J’ai commencé par essayer de comprendre pourquoi les fichiers de sessions n’ont pas été effacés après un certain délai. Ce comportement est géré dans le fichier de configuration de PHP, par les directives session.gc_maxlifetime, session.gc_probability et session.gc_divisor. Pour faire simple, une installation standard sous Ubuntu (et, semble-t-il, aussi sous Debian) prévoit que les sessions aient une durée de 24 minutes.
Par contre, il existe deux manières différentes de faire le ménage dans les sessions.
La première est de configurer PHP pour qu’à chaque requête entrante, il se donne une chance de faire le ménage parmi les sessions ouvertes. Cela est calculé avec les paramètres que j’ai cités juste avant. Par exemple, le ménage dans les sessions pourra être fait toutes les mille requêtes (ce qui veut dire qu’une requête sur mille sera ralentie par ce traitement supplémentaire).

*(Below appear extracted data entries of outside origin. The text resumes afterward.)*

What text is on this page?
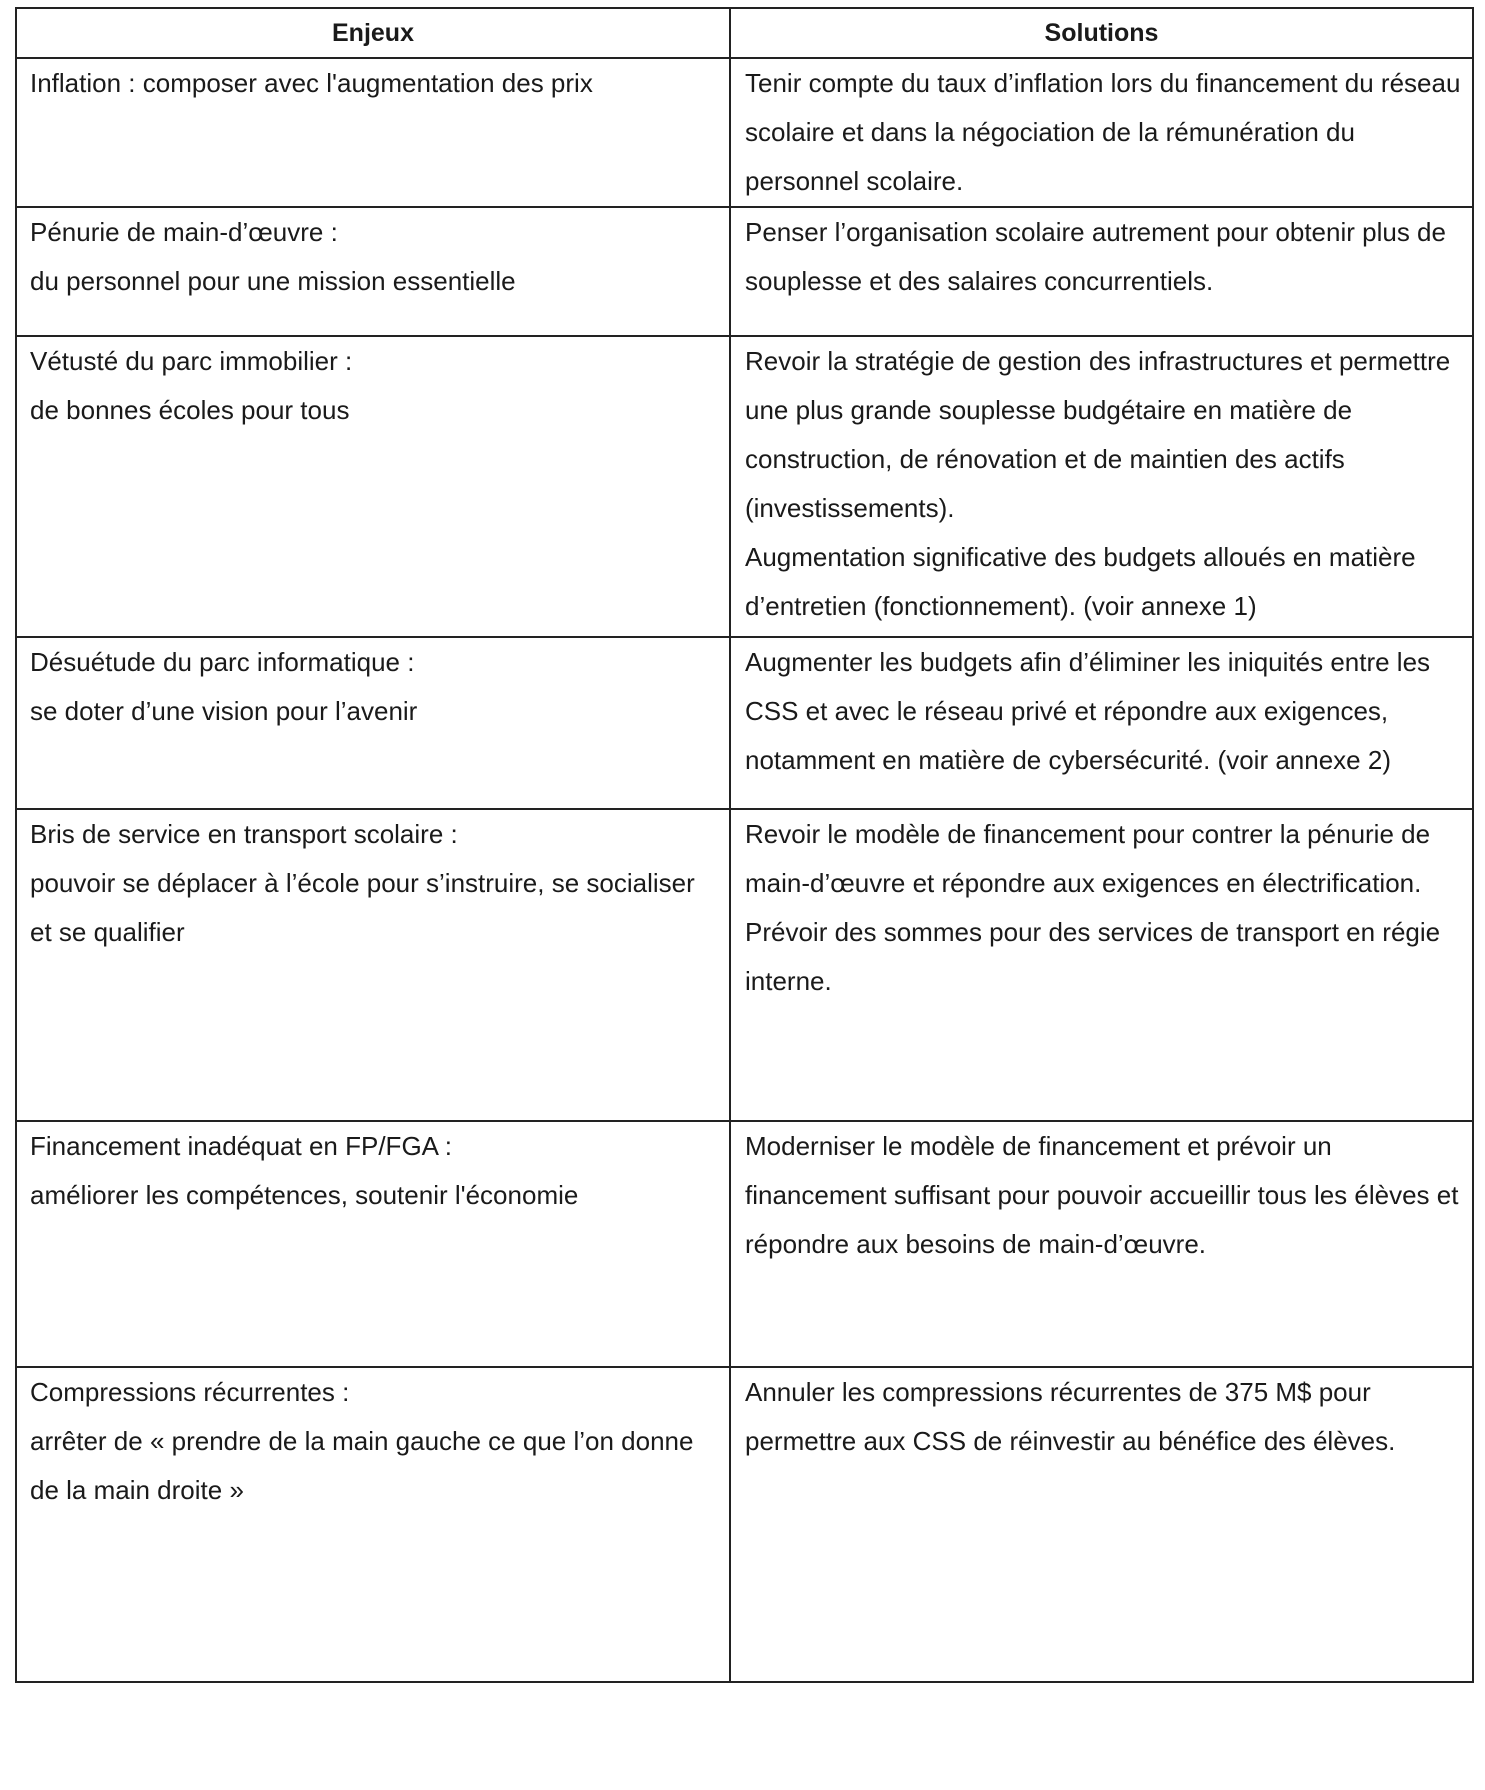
Enjeux	Solutions

Inflation : composer avec l'augmentation des prix	Tenir compte du taux d’inflation lors du financement du réseau scolaire et dans la négociation de la rémunération du personnel scolaire.

Pénurie de main-d’œuvre :
du personnel pour une mission essentielle	Penser l’organisation scolaire autrement pour obtenir plus de souplesse et des salaires concurrentiels.

Vétusté du parc immobilier :
de bonnes écoles pour tous	Revoir la stratégie de gestion des infrastructures et permettre une plus grande souplesse budgétaire en matière de construction, de rénovation et de maintien des actifs (investissements).
Augmentation significative des budgets alloués en matière d’entretien (fonctionnement). (voir annexe 1)

Désuétude du parc informatique :
se doter d’une vision pour l’avenir	Augmenter les budgets afin d’éliminer les iniquités entre les CSS et avec le réseau privé et répondre aux exigences, notamment en matière de cybersécurité. (voir annexe 2)

Bris de service en transport scolaire :
pouvoir se déplacer à l’école pour s’instruire, se socialiser et se qualifier	Revoir le modèle de financement pour contrer la pénurie de main-d’œuvre et répondre aux exigences en électrification.
Prévoir des sommes pour des services de transport en régie interne.

Financement inadéquat en FP/FGA :
améliorer les compétences, soutenir l'économie	Moderniser le modèle de financement et prévoir un financement suffisant pour pouvoir accueillir tous les élèves et répondre aux besoins de main-d’œuvre.

Compressions récurrentes :
arrêter de « prendre de la main gauche ce que l’on donne de la main droite »	Annuler les compressions récurrentes de 375 M$ pour permettre aux CSS de réinvestir au bénéfice des élèves.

La seconde manière est de faire tourner régulièrement un script, en le lançant par crontab, dont le rôle est de faire le ménage pour effacer les fichiers correspondant aux sessions qui sont arrivées à expiration.

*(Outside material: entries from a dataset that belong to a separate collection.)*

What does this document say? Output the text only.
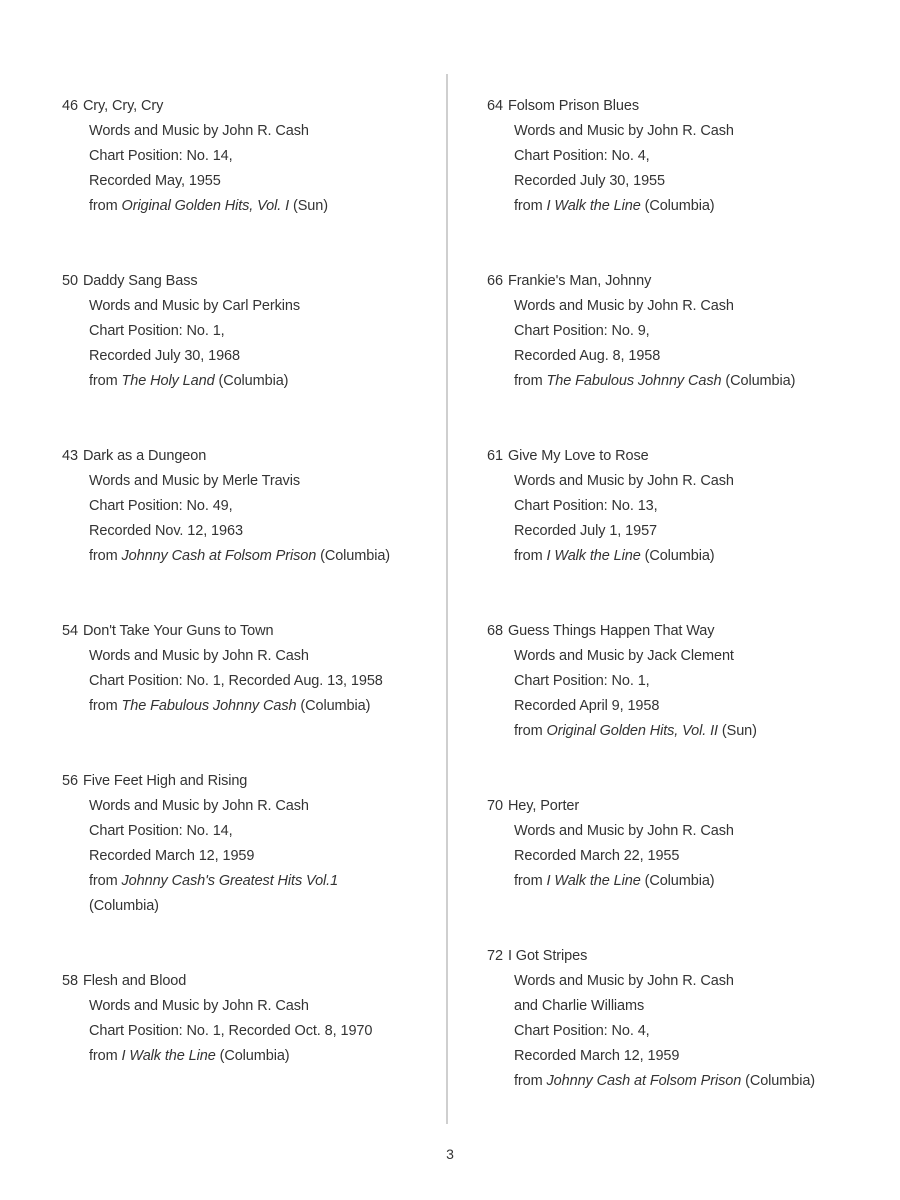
46 Cry, Cry, Cry
Words and Music by John R. Cash
Chart Position: No. 14,
Recorded May, 1955
from Original Golden Hits, Vol. I (Sun)
50 Daddy Sang Bass
Words and Music by Carl Perkins
Chart Position: No. 1,
Recorded July 30, 1968
from The Holy Land (Columbia)
43 Dark as a Dungeon
Words and Music by Merle Travis
Chart Position: No. 49,
Recorded Nov. 12, 1963
from Johnny Cash at Folsom Prison (Columbia)
54 Don't Take Your Guns to Town
Words and Music by John R. Cash
Chart Position: No. 1, Recorded Aug. 13, 1958
from The Fabulous Johnny Cash (Columbia)
56 Five Feet High and Rising
Words and Music by John R. Cash
Chart Position: No. 14,
Recorded March 12, 1959
from Johnny Cash's Greatest Hits Vol.1
(Columbia)
58 Flesh and Blood
Words and Music by John R. Cash
Chart Position: No. 1, Recorded Oct. 8, 1970
from I Walk the Line (Columbia)
64 Folsom Prison Blues
Words and Music by John R. Cash
Chart Position: No. 4,
Recorded July 30, 1955
from I Walk the Line (Columbia)
66 Frankie's Man, Johnny
Words and Music by John R. Cash
Chart Position: No. 9,
Recorded Aug. 8, 1958
from The Fabulous Johnny Cash (Columbia)
61 Give My Love to Rose
Words and Music by John R. Cash
Chart Position: No. 13,
Recorded July 1, 1957
from I Walk the Line (Columbia)
68 Guess Things Happen That Way
Words and Music by Jack Clement
Chart Position: No. 1,
Recorded April 9, 1958
from Original Golden Hits, Vol. II (Sun)
70 Hey, Porter
Words and Music by John R. Cash
Recorded March 22, 1955
from I Walk the Line (Columbia)
72 I Got Stripes
Words and Music by John R. Cash
and Charlie Williams
Chart Position: No. 4,
Recorded March 12, 1959
from Johnny Cash at Folsom Prison (Columbia)
3
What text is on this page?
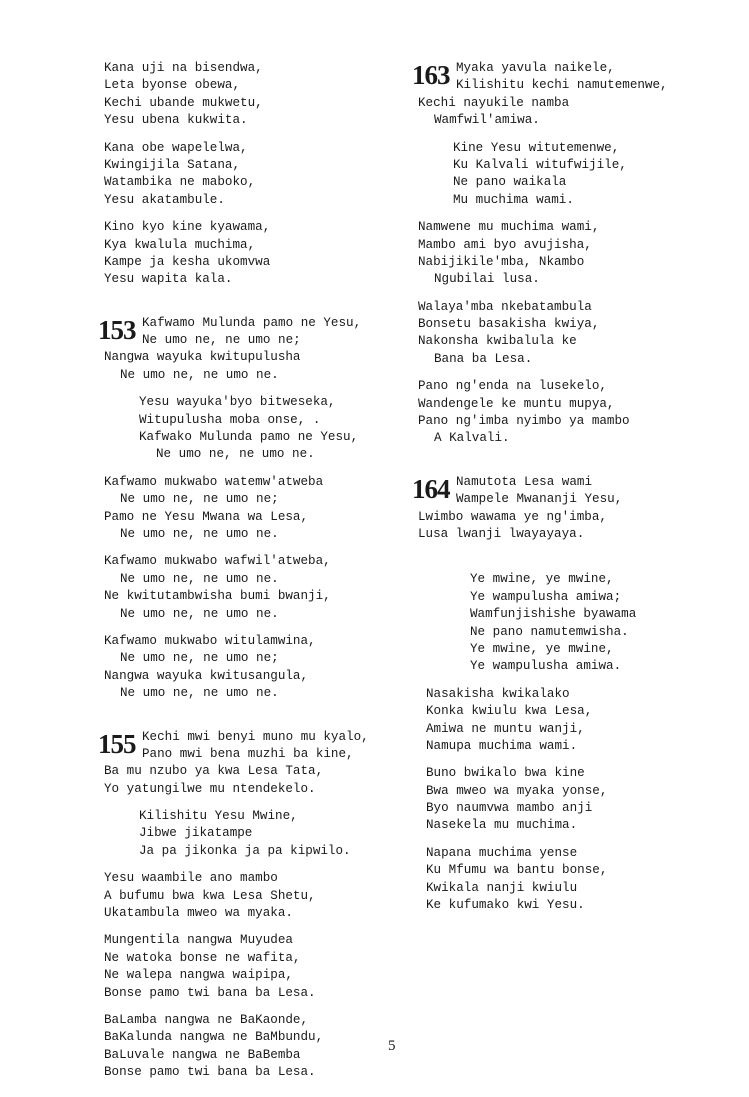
Kana uji na bisendwa,
Leta byonse obewa,
Kechi ubande mukwetu,
Yesu ubena kukwita.
Kana obe wapelelwa,
Kwingijila Satana,
Watambika ne maboko,
Yesu akatambule.
Kino kyo kine kyawama,
Kya kwalula muchima,
Kampe ja kesha ukomvwa
Yesu wapita kala.
153 Kafwamo Mulunda pamo ne Yesu,
Ne umo ne, ne umo ne;
Nangwa wayuka kwitupulusha
Ne umo ne, ne umo ne.
Yesu wayuka'byo bitweseka,
Witupulusha moba onse, .
Kafwako Mulunda pamo ne Yesu,
Ne umo ne, ne umo ne.
Kafwamo mukwabo watemw'atweba
Ne umo ne, ne umo ne;
Pamo ne Yesu Mwana wa Lesa,
Ne umo ne, ne umo ne.
Kafwamo mukwabo wafwil'atweba,
Ne umo ne, ne umo ne.
Ne kwitutambwisha bumi bwanji,
Ne umo ne, ne umo ne.
Kafwamo mukwabo witulamwina,
Ne umo ne, ne umo ne;
Nangwa wayuka kwitusangula,
Ne umo ne, ne umo ne.
155 Kechi mwi benyi muno mu kyalo,
Pano mwi bena muzhi ba kine,
Ba mu nzubo ya kwa Lesa Tata,
Yo yatungilwe mu ntendekelo.
Kilishitu Yesu Mwine,
Jibwe jikatampe
Ja pa jikonka ja pa kipwilo.
Yesu waambile ano mambo
A bufumu bwa kwa Lesa Shetu,
Ukatambula mweo wa myaka.
Mungentila nangwa Muyudea
Ne watoka bonse ne wafita,
Ne walepa nangwa waipipa,
Bonse pamo twi bana ba Lesa.
BaLamba nangwa ne BaKaonde,
BaKalunda nangwa ne BaMbundu,
BaLuvale nangwa ne BaBemba
Bonse pamo twi bana ba Lesa.
163 Myaka yavula naikele,
Kilishitu kechi namutemenwe,
Kechi nayukile namba
Wamfwil'amiwa.
Kine Yesu witutemenwe,
Ku Kalvali witufwijile,
Ne pano waikala
Mu muchima wami.
Namwene mu muchima wami,
Mambo ami byo avujisha,
Nabijikile'mba, Nkambo
Ngubilai lusa.
Walaya'mba nkebatambula
Bonsetu basakisha kwiya,
Nakonsha kwibalula ke
Bana ba Lesa.
Pano ng'enda na lusekelo,
Wandengele ke muntu mupya,
Pano ng'imba nyimbo ya mambo
A Kalvali.
164 Namutota Lesa wami
Wampele Mwananji Yesu,
Lwimbo wawama ye ng'imba,
Lusa lwanji lwayayaya.
Ye mwine, ye mwine,
Ye wampulusha amiwa;
Wamfunjishishe byawama
Ne pano namutemwisha.
Ye mwine, ye mwine,
Ye wampulusha amiwa.
Nasakisha kwikalako
Konka kwiulu kwa Lesa,
Amiwa ne muntu wanji,
Namupa muchima wami.
Buno bwikalo bwa kine
Bwa mweo wa myaka yonse,
Byo naumvwa mambo anji
Nasekela mu muchima.
Napana muchima yense
Ku Mfumu wa bantu bonse,
Kwikala nanji kwiulu
Ke kufumako kwi Yesu.
5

Sur Ubuntu (et donc sûrement sur Debian aussi), c’est la seconde solution qui a été choisie. Mais le truc complètement incompréhensible, c’est que le script lancé par crontab est commenté !
Pour être exact, il s’agit du fichier /etc/cron.d/php5. Il ne contient qu’une seule ligne, dont la commande est censée s’exécuter toutes les demi-heures. Mais comme je le disais, cette ligne est commentée. Donc le ménage n’est jamais fait.

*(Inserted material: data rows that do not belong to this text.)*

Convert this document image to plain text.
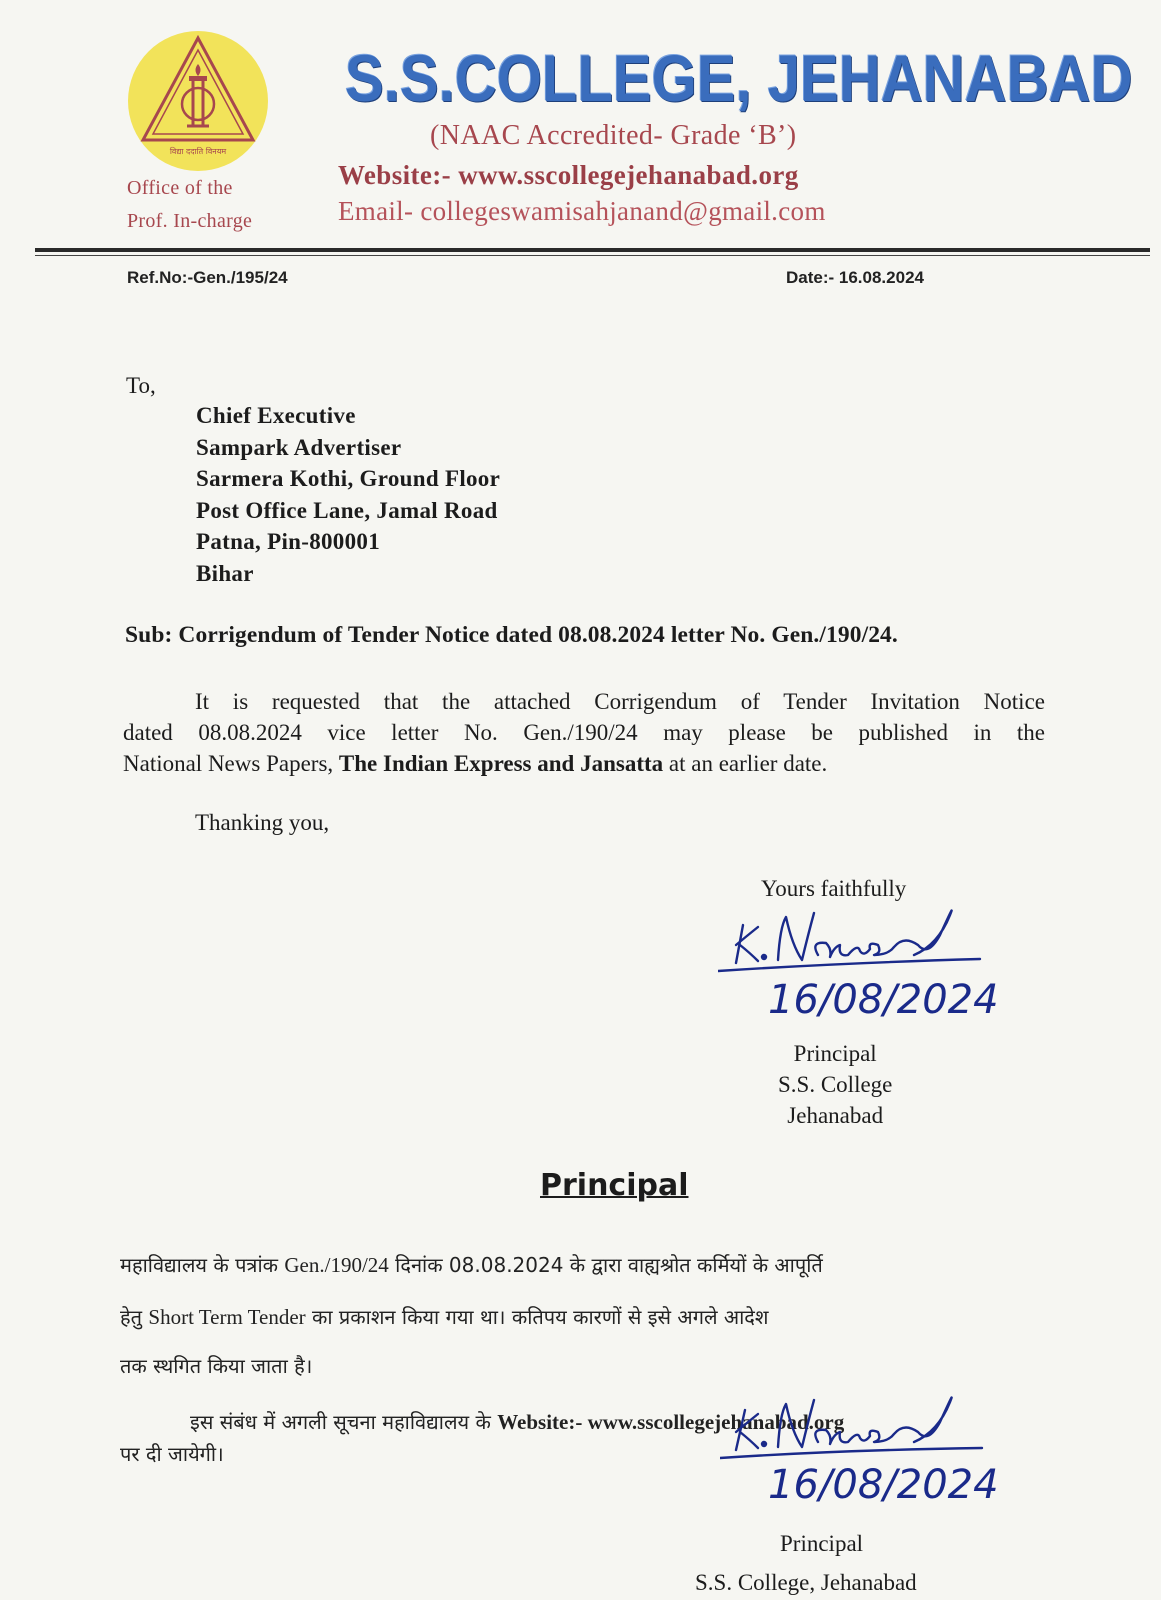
विद्या ददाति विनयम
Office of the
Prof. In-charge
S.S.COLLEGE, JEHANABAD
(NAAC Accredited- Grade ‘B’)
Website:- www.sscollegejehanabad.org
Email- collegeswamisahjanand@gmail.com
Ref.No:-Gen./195/24	Date:- 16.08.2024
To,
Chief Executive
Sampark Advertiser
Sarmera Kothi, Ground Floor
Post Office Lane, Jamal Road
Patna, Pin-800001
Bihar
Sub: Corrigendum of Tender Notice dated 08.08.2024 letter No. Gen./190/24.
It is requested that the attached Corrigendum of Tender Invitation Notice
dated 08.08.2024 vice letter No. Gen./190/24 may please be published in the
National News Papers, The Indian Express and Jansatta at an earlier date.
Thanking you,
Yours faithfully
16/08/2024
Principal
S.S. College
Jehanabad
Principal
महाविद्यालय के पत्रांक Gen./190/24 दिनांक 08.08.2024 के द्वारा वाह्यश्रोत कर्मियों के आपूर्ति
हेतु Short Term Tender का प्रकाशन किया गया था। कतिपय कारणों से इसे अगले आदेश
तक स्थगित किया जाता है।
इस संबंध में अगली सूचना महाविद्यालय के Website:- www.sscollegejehanabad.org
पर दी जायेगी।
16/08/2024
Principal
S.S. College, Jehanabad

Dans notre cas, le truc particulièrement con, c’est que les sessions PHP n’auraient pas dû être utilisées. Comme je l’ai dit plus haut, notre framework possède son propre système de session. Le hic, c’est que lorsque j’ai ouvert ce framework sous licence libre, j’ai ajouté une petite évolution : C’est bien beau de gérer nos sessions dans Memcache, mais cette solution ne peut pas satisfaire tout le monde. Donc il possède un fallback qui l’amène à utiliser les sessions PHP si les sessions n’ont pas explicitement été configurées pour utiliser le cache.
Partant de là, le code qui s’occupe de nos médias (principalement l’affichage des images sur nos sites) a connu un petit bug de configuration, qui activait les sessions. Cela ne sert à rien, on est d’accord ; il n’y a pas besoin de session utilisateur pour servir une image.
Mais comme il n’était pas prévu que les sessions soient activées, elles n’étaient évidemment pas configurées pour être stockées en cache. Donc elles se sont retrouvées à passer par le mécanisme des sessions PHP.
C’est ainsi que nous nous sommes retrouvés à écrire des fichiers sur le disque dur pour chaque visiteur de passage sur nos sites…
Alors si jamais vous vous retrouvez à cours d’inode, commencez par regarder du côté des sessions, on ne sait jamais.